Sugar Doesn’t Boost Your Mood; It Deteriorates It Further


So far, so average. But here’s what these nondescript herbal supplements and their pretty, friendly packaging fail to let you know: herbs are not chemical-free and harmless, which means ingesting them isn’t risk-free. Like allopathic medication, Ayurvedic medicines and herbal supplements work by reacting to chemicals within the body. Therefore, like allopathic medicines, Ayurvedic medicines and herbal supplements can have harmful side effects and cause adverse chemical reactions in the body if taken indiscriminately. Unlike allopathic medicine, Ayurvedic medicine and herbal supplements aren’t as concentrated nor as tried-and-tested — which means the potential for side effects isn’t as well-known or easy to predict or mitigate.

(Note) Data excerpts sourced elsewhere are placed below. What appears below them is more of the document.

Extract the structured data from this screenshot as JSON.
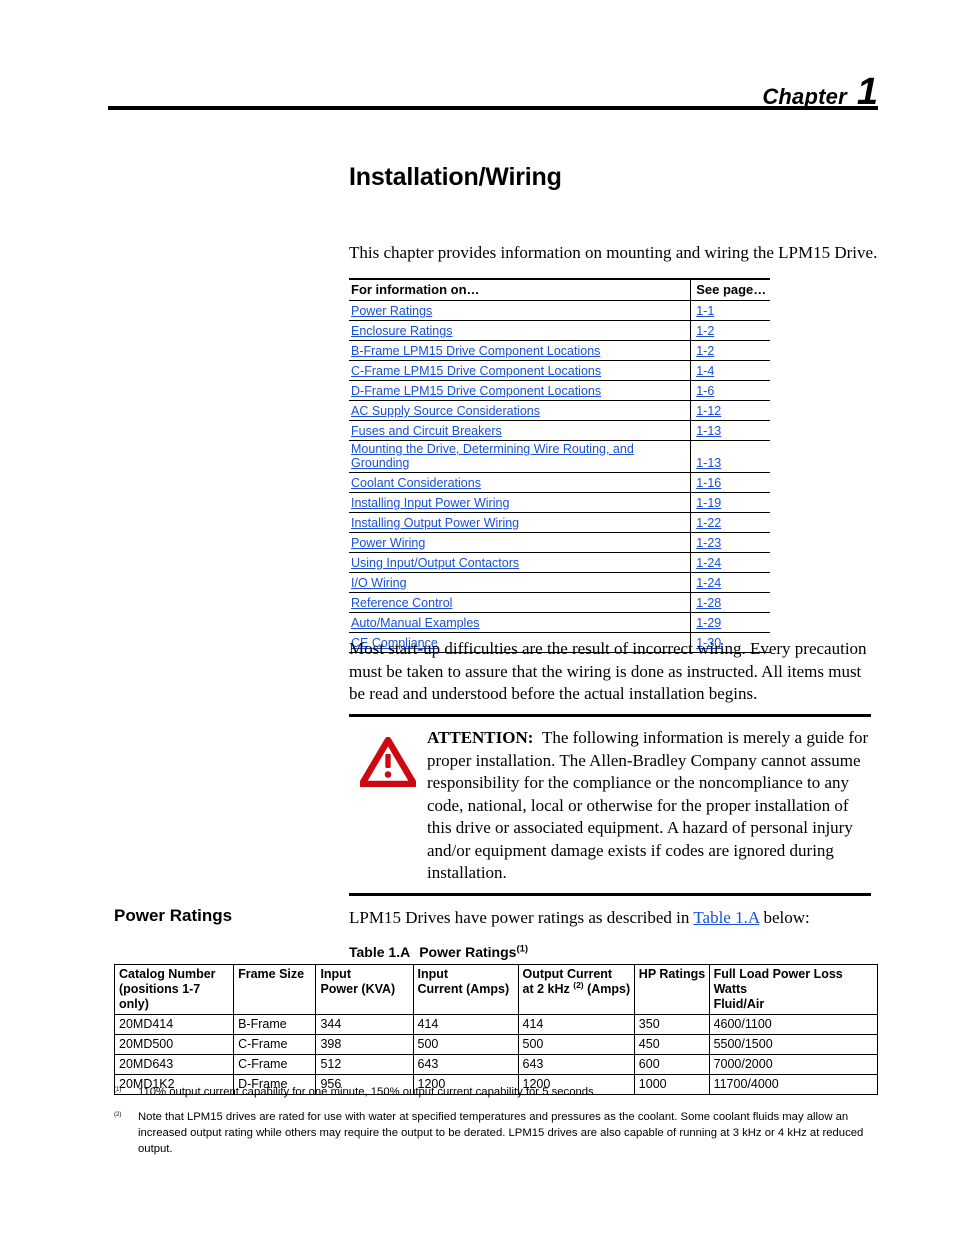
{
  "header": {
    "chapter_word": "Chapter",
    "chapter_number": "1"
  },
  "page_title": "Installation/Wiring",
  "intro_paragraph": "This chapter provides information on mounting and wiring the LPM15 Drive.",
  "toc": {
    "col_topic_header": "For information on…",
    "col_page_header": "See page…",
    "rows": [
      {
        "topic": "Power Ratings",
        "page": "1-1"
      },
      {
        "topic": "Enclosure Ratings",
        "page": "1-2"
      },
      {
        "topic": "B-Frame LPM15 Drive Component Locations",
        "page": "1-2"
      },
      {
        "topic": "C-Frame LPM15 Drive Component Locations",
        "page": "1-4"
      },
      {
        "topic": "D-Frame LPM15 Drive Component Locations",
        "page": "1-6"
      },
      {
        "topic": "AC Supply Source Considerations",
        "page": "1-12"
      },
      {
        "topic": "Fuses and Circuit Breakers",
        "page": "1-13"
      },
      {
        "topic": "Mounting the Drive, Determining Wire Routing, and Grounding",
        "page": "1-13"
      },
      {
        "topic": "Coolant Considerations",
        "page": "1-16"
      },
      {
        "topic": "Installing Input Power Wiring",
        "page": "1-19"
      },
      {
        "topic": "Installing Output Power Wiring",
        "page": "1-22"
      },
      {
        "topic": "Power Wiring",
        "page": "1-23"
      },
      {
        "topic": "Using Input/Output Contactors",
        "page": "1-24"
      },
      {
        "topic": "I/O Wiring",
        "page": "1-24"
      },
      {
        "topic": "Reference Control",
        "page": "1-28"
      },
      {
        "topic": "Auto/Manual Examples",
        "page": "1-29"
      },
      {
        "topic": "CE Compliance",
        "page": "1-30"
      }
    ]
  },
  "body_paragraph": "Most start-up difficulties are the result of incorrect wiring. Every precaution must be taken to assure that the wiring is done as instructed. All items must be read and understood before the actual installation begins.",
  "attention": {
    "icon": "warning-triangle-icon",
    "icon_color": "#CC0811",
    "label": "ATTENTION:",
    "text": "The following information is merely a guide for proper installation. The Allen-Bradley Company cannot assume responsibility for the compliance or the noncompliance to any code, national, local or otherwise for the proper installation of this drive or associated equipment. A hazard of personal injury and/or equipment damage exists if codes are ignored during installation."
  },
  "section": {
    "heading": "Power Ratings",
    "intro_before_link": "LPM15 Drives have power ratings as described in ",
    "intro_link": "Table 1.A",
    "intro_after_link": " below:",
    "link_color": "#1a4fd6"
  },
  "table_caption": {
    "number": "Table 1.A",
    "title": "Power Ratings",
    "footnote_marker": "(1)"
  },
  "power_table": {
    "headers": [
      {
        "line1": "Catalog Number",
        "line2": "(positions 1-7 only)"
      },
      {
        "line1": "Frame Size",
        "line2": ""
      },
      {
        "line1": "Input",
        "line2": "Power (KVA)"
      },
      {
        "line1": "Input",
        "line2": "Current (Amps)"
      },
      {
        "line1": "Output Current",
        "line2": "at 2 kHz ",
        "line2_sup": "(2)",
        "line2_tail": " (Amps)"
      },
      {
        "line1": "HP Ratings",
        "line2": ""
      },
      {
        "line1": "Full Load Power Loss Watts",
        "line2": "Fluid/Air"
      }
    ],
    "rows": [
      [
        "20MD414",
        "B-Frame",
        "344",
        "414",
        "414",
        "350",
        "4600/1100"
      ],
      [
        "20MD500",
        "C-Frame",
        "398",
        "500",
        "500",
        "450",
        "5500/1500"
      ],
      [
        "20MD643",
        "C-Frame",
        "512",
        "643",
        "643",
        "600",
        "7000/2000"
      ],
      [
        "20MD1K2",
        "D-Frame",
        "956",
        "1200",
        "1200",
        "1000",
        "11700/4000"
      ]
    ]
  },
  "footnotes": [
    {
      "marker": "(1)",
      "text": "110% output current capability for one minute, 150% output current capability for 5 seconds."
    },
    {
      "marker": "(2)",
      "text": "Note that LPM15 drives are rated for use with water at specified temperatures and pressures as the coolant. Some coolant fluids may allow an increased output rating while others may require the output to be derated. LPM15 drives are also capable of running at 3 kHz or 4 kHz at reduced output."
    }
  ]
}
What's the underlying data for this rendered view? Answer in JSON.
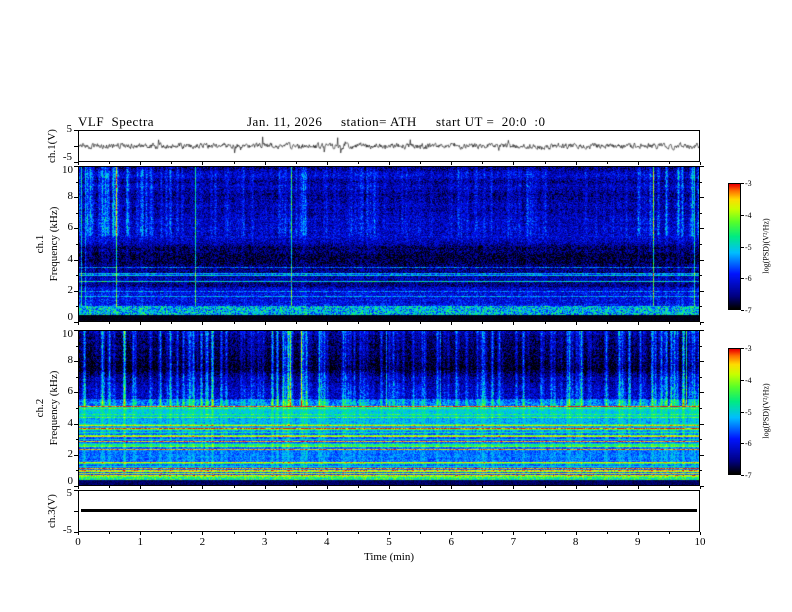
{
  "figure": {
    "title": "VLF  Spectra",
    "date": "Jan. 11, 2026",
    "station_label": "station= ATH",
    "start_ut_label": "start UT =  20:0  :0"
  },
  "axes": {
    "time": {
      "label": "Time (min)",
      "min": 0,
      "max": 10,
      "major_ticks": [
        0,
        1,
        2,
        3,
        4,
        5,
        6,
        7,
        8,
        9,
        10
      ],
      "minor_step": 0.5
    },
    "frequency": {
      "label": "Frequency (kHz)",
      "min": 0,
      "max": 10,
      "major_ticks": [
        0,
        2,
        4,
        6,
        8,
        10
      ],
      "minor_ticks": [
        1,
        3,
        5,
        7,
        9
      ]
    },
    "voltage": {
      "min": -5,
      "max": 5,
      "max_label": "5",
      "min_label": "-5"
    }
  },
  "panels": {
    "ch1_wave": {
      "ylabel": "ch.1(V)"
    },
    "ch1_spec": {
      "ylabel_channel": "ch.1",
      "ylabel_axis": "Frequency (kHz)"
    },
    "ch2_spec": {
      "ylabel_channel": "ch.2",
      "ylabel_axis": "Frequency (kHz)"
    },
    "ch3_wave": {
      "ylabel": "ch.3(V)"
    }
  },
  "colorbar": {
    "label": "log(PSD)(V²/Hz)",
    "max": -3,
    "min": -7,
    "ticks": [
      -3,
      -4,
      -5,
      -6,
      -7
    ]
  },
  "chart_data": [
    {
      "panel": "ch.1(V) waveform",
      "type": "line",
      "xlabel": "Time (min)",
      "xlim": [
        0,
        10
      ],
      "ylabel": "ch.1(V)",
      "ylim": [
        -5,
        5
      ],
      "series": [
        {
          "name": "ch.1 voltage",
          "summary": "zero-mean broadband noise, typical amplitude about ±1 V, with frequent impulsive sferic spikes reaching ±3 to ±5 V; dense spike cluster near t≈4.2 min"
        }
      ]
    },
    {
      "panel": "ch.1 spectrogram",
      "type": "heatmap",
      "xlabel": "Time (min)",
      "xlim": [
        0,
        10
      ],
      "ylabel": "Frequency (kHz)",
      "ylim": [
        0,
        10
      ],
      "zlabel": "log(PSD)(V²/Hz)",
      "zlim": [
        -7,
        -3
      ],
      "features": [
        "very dark background (≈ -6.8) above ~5.5 kHz pierced by dense vertical sferic streaks reaching ≈ -4.5 (cyan/green)",
        "blue background (≈ -6.3) from 1–5.5 kHz with a darker navy band 3–5.5 kHz and scattered cyan-green speckle (≈ -5.5)",
        "a few thin bright horizontal lines between 1.5 and 5 kHz",
        "bright green speckled band near 0.5–0.9 kHz (≈ -5.2)",
        "solid black band (≈ -7) below ~0.4 kHz"
      ]
    },
    {
      "panel": "ch.2 spectrogram",
      "type": "heatmap",
      "xlabel": "Time (min)",
      "xlim": [
        0,
        10
      ],
      "ylabel": "Frequency (kHz)",
      "ylim": [
        0,
        10
      ],
      "zlabel": "log(PSD)(V²/Hz)",
      "zlim": [
        -7,
        -3
      ],
      "features": [
        "very dark background above ~5 kHz with the same dense vertical sferic streaks as ch.1",
        "0.5–5 kHz filled with horizontal harmonic lines in green/yellow/orange (≈ -5 to -3.8) over a cyan-green noisy background",
        "several intense red/orange lines (≈ -3.3) between 0.6 and 4 kHz",
        "bright green line near 0.4–0.5 kHz",
        "dark band (≈ -6.8) below ~0.3 kHz"
      ]
    },
    {
      "panel": "ch.3(V) waveform",
      "type": "line",
      "xlabel": "Time (min)",
      "xlim": [
        0,
        10
      ],
      "ylabel": "ch.3(V)",
      "ylim": [
        -5,
        5
      ],
      "constant_value": 0,
      "series": [
        {
          "name": "ch.3 voltage",
          "summary": "constant 0 V for the whole record, drawn as a thick black flat line (channel inactive)"
        }
      ]
    }
  ],
  "render": {
    "seed": 113,
    "colormap_stops": [
      [
        0.0,
        [
          0,
          0,
          0
        ]
      ],
      [
        0.1,
        [
          0,
          0,
          130
        ]
      ],
      [
        0.28,
        [
          0,
          20,
          255
        ]
      ],
      [
        0.45,
        [
          0,
          190,
          255
        ]
      ],
      [
        0.58,
        [
          0,
          235,
          130
        ]
      ],
      [
        0.7,
        [
          90,
          255,
          40
        ]
      ],
      [
        0.8,
        [
          200,
          255,
          0
        ]
      ],
      [
        0.88,
        [
          255,
          220,
          0
        ]
      ],
      [
        0.95,
        [
          255,
          110,
          0
        ]
      ],
      [
        1.0,
        [
          235,
          0,
          0
        ]
      ]
    ]
  }
}
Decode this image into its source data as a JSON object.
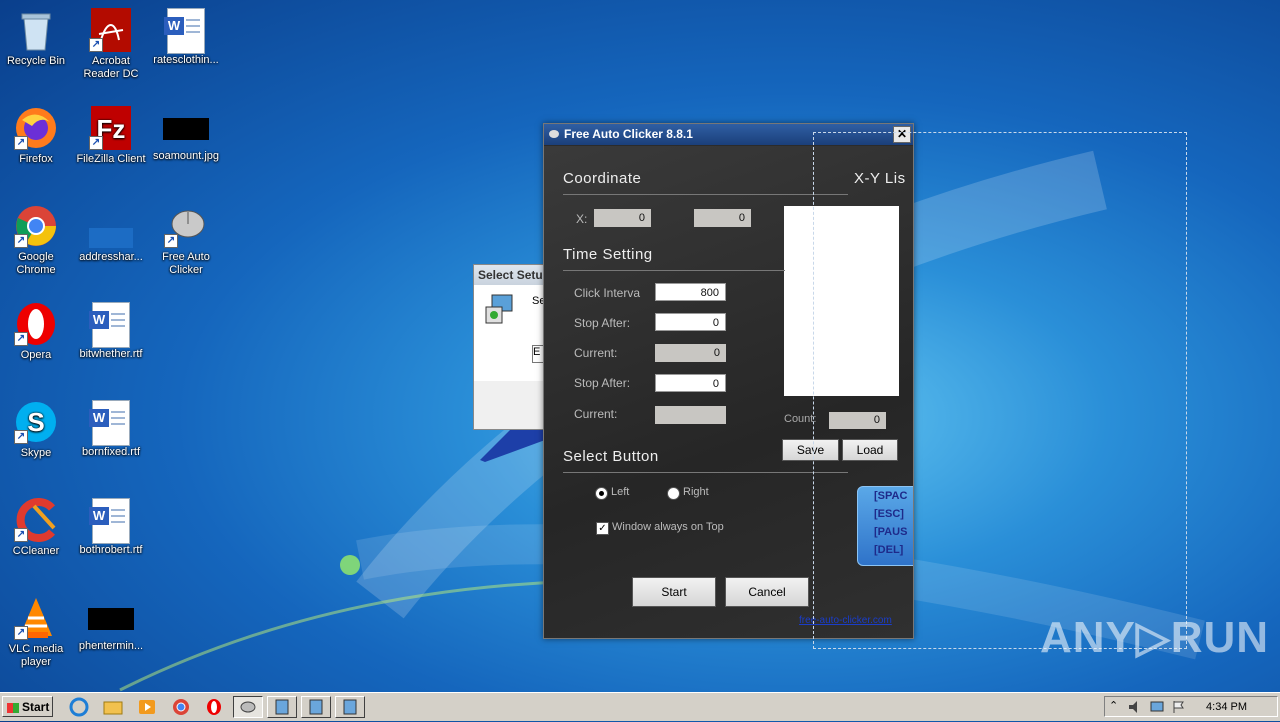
{
  "desktop": {
    "icons": [
      {
        "label": "Recycle Bin",
        "icon": "recycle-bin-icon"
      },
      {
        "label": "Acrobat Reader DC",
        "icon": "acrobat-icon"
      },
      {
        "label": "ratesclothin...",
        "icon": "word-doc-icon"
      },
      {
        "label": "Firefox",
        "icon": "firefox-icon"
      },
      {
        "label": "FileZilla Client",
        "icon": "filezilla-icon"
      },
      {
        "label": "soamount.jpg",
        "icon": "image-file-icon"
      },
      {
        "label": "Google Chrome",
        "icon": "chrome-icon"
      },
      {
        "label": "addresshar...",
        "icon": "file-icon"
      },
      {
        "label": "Free Auto Clicker",
        "icon": "mouse-icon"
      },
      {
        "label": "Opera",
        "icon": "opera-icon"
      },
      {
        "label": "bitwhether.rtf",
        "icon": "word-doc-icon"
      },
      {
        "label": "Skype",
        "icon": "skype-icon"
      },
      {
        "label": "bornfixed.rtf",
        "icon": "word-doc-icon"
      },
      {
        "label": "CCleaner",
        "icon": "ccleaner-icon"
      },
      {
        "label": "bothrobert.rtf",
        "icon": "word-doc-icon"
      },
      {
        "label": "VLC media player",
        "icon": "vlc-icon"
      },
      {
        "label": "phentermin...",
        "icon": "image-file-icon"
      }
    ]
  },
  "background_dialog": {
    "title": "Select Setu",
    "text": "Se",
    "field_value": "E"
  },
  "app": {
    "title": "Free Auto Clicker 8.8.1",
    "close": "✕",
    "coordinate": {
      "heading": "Coordinate",
      "x_label": "X:",
      "x_value": "0",
      "y_value": "0"
    },
    "xy_list": {
      "heading": "X-Y Lis",
      "count_label": "Count:",
      "count_value": "0",
      "save": "Save",
      "load": "Load"
    },
    "time_setting": {
      "heading": "Time Setting",
      "click_interval_label": "Click Interva",
      "click_interval_value": "800",
      "stop_after_1_label": "Stop After:",
      "stop_after_1_value": "0",
      "current_1_label": "Current:",
      "current_1_value": "0",
      "stop_after_2_label": "Stop After:",
      "stop_after_2_value": "0",
      "current_2_label": "Current:",
      "current_2_value": ""
    },
    "select_button": {
      "heading": "Select Button",
      "left": "Left",
      "right": "Right",
      "selected": "Left",
      "always_on_top": "Window always on Top",
      "always_on_top_checked": true,
      "check_mark": "✓"
    },
    "hotkeys": [
      "[SPAC",
      "[ESC]",
      "[PAUS",
      "[DEL]"
    ],
    "start": "Start",
    "cancel": "Cancel",
    "website": "free-auto-clicker.com"
  },
  "taskbar": {
    "start_label": "Start",
    "clock": "4:34 PM",
    "tray_chevron": "⌃"
  },
  "watermark": "ANY▷RUN"
}
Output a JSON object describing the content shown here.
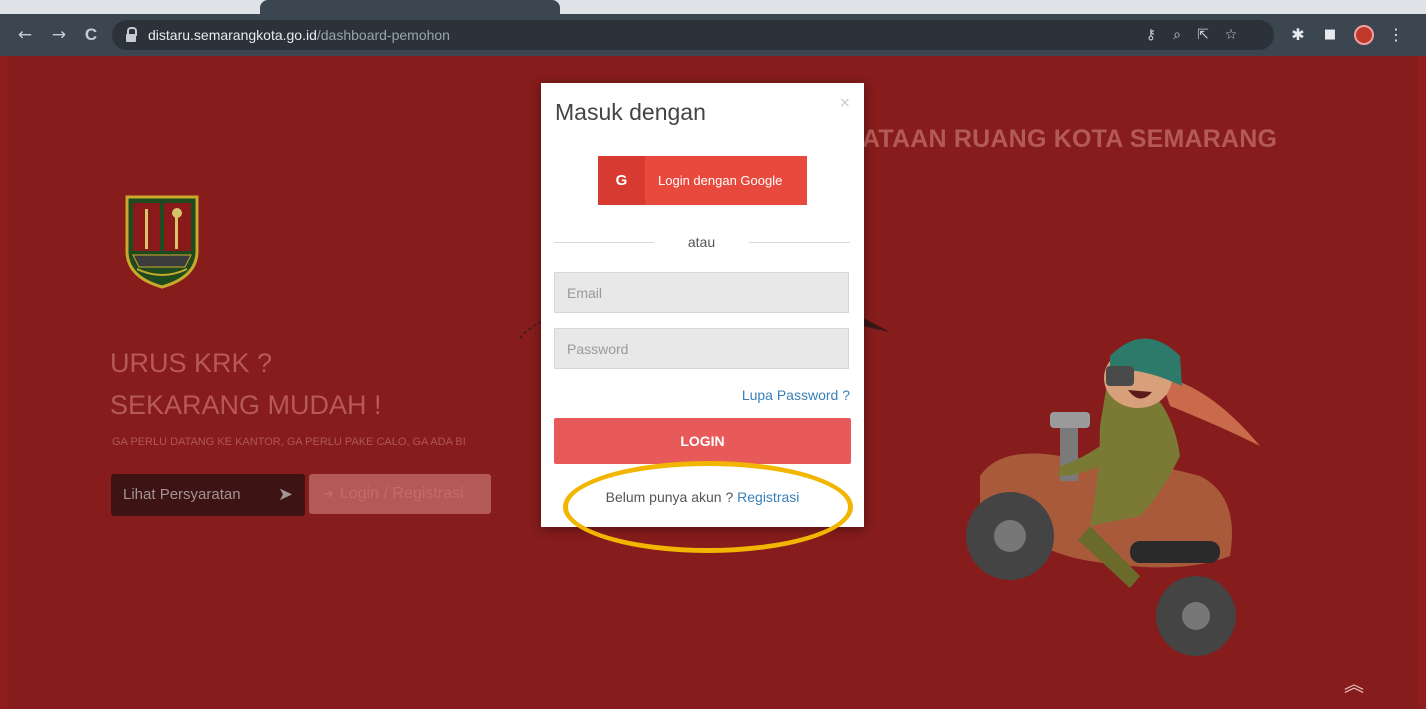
{
  "browser": {
    "url_host": "distaru.semarangkota.go.id",
    "url_path": "/dashboard-pemohon",
    "icons": [
      "back-arrow-icon",
      "forward-arrow-icon",
      "reload-icon",
      "lock-icon",
      "key-icon",
      "zoom-icon",
      "share-icon",
      "star-icon",
      "extensions-icon",
      "sidepanel-icon",
      "profile-avatar",
      "menu-dots-icon"
    ],
    "glyphs": {
      "back": "←",
      "forward": "→",
      "reload": "C",
      "key": "⚷",
      "zoom": "⌕",
      "share": "⇱",
      "star": "☆",
      "puzzle": "✱",
      "panel": "■",
      "menu": "⋮"
    }
  },
  "page": {
    "site_title": "ATAAN RUANG KOTA SEMARANG",
    "headline_line1": "URUS KRK ?",
    "headline_line2": "SEKARANG MUDAH !",
    "tagline": "GA PERLU DATANG KE KANTOR, GA PERLU PAKE CALO, GA ADA BI",
    "btn_requirements": "Lihat Persyaratan",
    "btn_login_register": "Login / Registrasi",
    "scroll_top": "︽"
  },
  "modal": {
    "title": "Masuk dengan",
    "close": "×",
    "google_letter": "G",
    "google_label": "Login dengan Google",
    "divider": "atau",
    "email_placeholder": "Email",
    "password_placeholder": "Password",
    "forgot": "Lupa Password ?",
    "submit": "LOGIN",
    "no_account": "Belum punya akun ?",
    "register_link": "Registrasi"
  },
  "colors": {
    "page_bg": "#861c1c",
    "google_red": "#e8493d",
    "login_red": "#e8595a",
    "link_blue": "#3a7fb7",
    "highlight": "#f2b600"
  }
}
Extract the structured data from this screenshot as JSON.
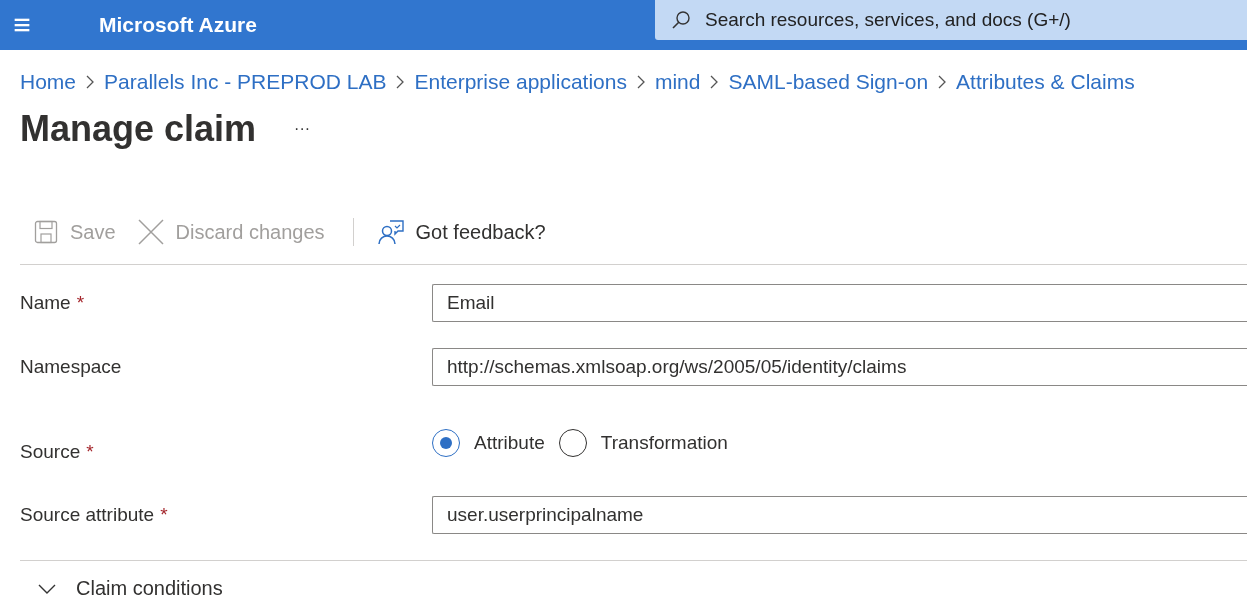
{
  "top_bar": {
    "menu_icon": "≡",
    "brand": "Microsoft Azure",
    "search": {
      "placeholder": "Search resources, services, and docs (G+/)"
    }
  },
  "breadcrumb": [
    "Home",
    "Parallels Inc - PREPROD LAB",
    "Enterprise applications",
    "mind",
    "SAML-based Sign-on",
    "Attributes & Claims"
  ],
  "page": {
    "title": "Manage claim",
    "more": "···"
  },
  "toolbar": [
    {
      "kind": "save",
      "label": "Save",
      "disabled": true
    },
    {
      "kind": "discard",
      "label": "Discard changes",
      "disabled": true
    },
    {
      "kind": "feedback",
      "label": "Got feedback?",
      "disabled": false
    }
  ],
  "form": [
    {
      "kind": "text",
      "label": "Name",
      "required_mark": "*",
      "value": "Email"
    },
    {
      "kind": "text",
      "label": "Namespace",
      "value": "http://schemas.xmlsoap.org/ws/2005/05/identity/claims"
    },
    {
      "kind": "radio",
      "label": "Source",
      "required_mark": "*",
      "options": [
        {
          "label": "Attribute",
          "selected": true
        },
        {
          "label": "Transformation",
          "selected": false
        }
      ]
    },
    {
      "kind": "text",
      "label": "Source attribute",
      "required_mark": "*",
      "value": "user.userprincipalname"
    }
  ],
  "claim_conditions": {
    "label": "Claim conditions",
    "expanded": false
  }
}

For example, St. John’s Wort is known to disrupt the effects of common medications like birth control pills, anti-depressants, HIV drugs, and more. This interaction can cause severe side effects ranging from agitation to diarrhea to insomnia. The U.S. Food and Drug Administration has warned people that kava consumption can cause severe liver damage, and the herb is banned in Great Britain, Canada, and Germany. Ashwagandha can lead to premature labor and fetal distress in pregnant women, and Gingko biloba can cause side effects like nausea, headaches, and stomach pain.

Bottom line? The ingredients in mood supplements might help with minor mood fluctuation, anxiousness, and depressive feelings, but they can also cause adverse side effects. And mood pills can be purchased without a prescription — and aren’t even considered medicine by regulators. Some don’t even have the required warning label to advise users about the possible side effects. Neither the pretty packaging nor the camaraderie-based branding can tell one when one should and shouldn’t take pills for mood-related wellness. Therefore, as in all cases, it’s best to consult a doctor who can inform about the same, and even suggest stronger medication if needed.